The Bloom filter is an interesting data structure for modelling approximate sets of objects. It can tell you with certainty that an object is not in a collection, but may give false positives. If you write Java for a living, I would not suggest you implement your own, because there is a perfectly good implementation in Guava. It can be illuminating to write one from scratch, however.

Interface

You can do two things with a Bloom filter: put things in it, and check if the filter probably contains items. This leads to the following interface:

public class BloomFilter<T> {
    void add(T value);

    boolean mightContain(T value);
}

Java Bloom Filter Implementation

A Bloom filter represents a set of objects quite succinctly as a bit array of finite length. Unlike a bitset, the bit array stores hashes of the objects, rather than object identities. In practice, you need multiple hash functions, which, modulo the capacity of the bit array, will collide only with low probability. The more hashes you have, the slower insertions and look ups will be. There is also a space trade off for improved accuracy: the larger the array, the less likely collisions of hashes modulo the capacity will be.

Since you probably want to be able to control the hash functions you use, the interface ToIntFunction fits in nicely as the perfect abstraction.
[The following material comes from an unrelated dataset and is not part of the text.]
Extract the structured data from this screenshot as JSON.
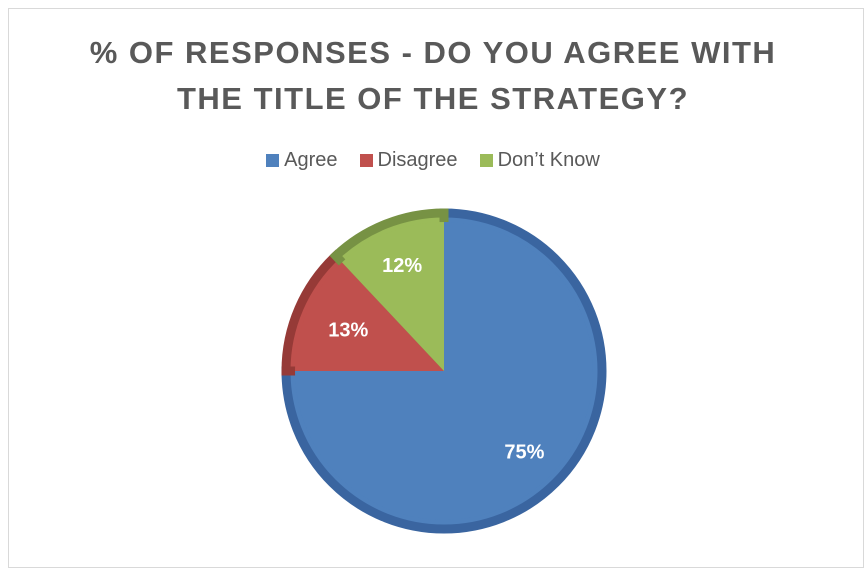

You can set this up simply with a builder.

    public static <T> Builder<T> builder() {
        return new Builder<>();
    }


    public static class Builder<T> {
        private int size;
        private List<ToIntFunction<T>> hashFunctions;

        public Builder<T> withSize(int size) {
            assert Integer.bitCount(size) == 1; 
            this.size = size;
            return this;
        }

        public Builder<T> withHashFunctions(List<ToIntFunction<T>> hashFunctions) {
            this.hashFunctions = hashFunctions;
            return this;
        }

        public BloomFilter<T> build() {
            return new BloomFilter<>(new long[size >>> 6], size, hashFunctions);
        }
    }

    private final long[] array;
    private final int size;
    private final List<ToIntFunction<T>> hashFunctions;

    public BloomFilter(long[] array, int logicalSize, List<ToIntFunction<T>> hashFunctions) {
        this.array = array;
        this.size = logicalSize;
        this.hashFunctions = hashFunctions;
    }

    private int mapHash(int hash) {
        return hash & (size - 1);
    }

Adding Values

To add a value, you need to take an object, and for each hash function hash it modulo the capacity of the bit array. Using a long[] as the substrate of the bit set you must locate the word each hash belongs to, and set the bit corresponding to the remainder of the hash modulo 64. You can do this quickly as follows:

   public void add(T value) {
        for (ToIntFunction<T> function : hashFunctions) {
            int hash = mapHash(function.applyAsInt(value));
            array[hash >>> 6] |= 1L << hash;
        }
    }

Note that each bit may already be set.

Querying the bit set

To check if an object is contained in the bitset, you need to evaluate the hashes again, and find the corresponding words. You can return false if the intersection of the appropriate word and the bit corresponding to the remainder modulo 64 is zero. That looks like this:

    public boolean mightContain(T value) {
        for (ToIntFunction<T> function : hashFunctions) {
            int hash = mapHash(function.applyAsInt(value));
            if ((array[hash >>> 6] & (1L << hash)) == 0) {
                return false;
            }
        }
        return true;
    }

Note that this absolutely does not mean the object is contained within the set, but you can get more precise results if you are willing to perform more hash evaluations, and if you are willing to use a larger bit array. Modeling the precise false positive rate is not clear cut.

BitFunnel

Just as is the case for bitmap indices, bit slicing is a useful enhancement for Bloom filters, forming the basis of BitFunnel. In a follow up post I will share a simplified implementation of a bit sliced Bloom filter.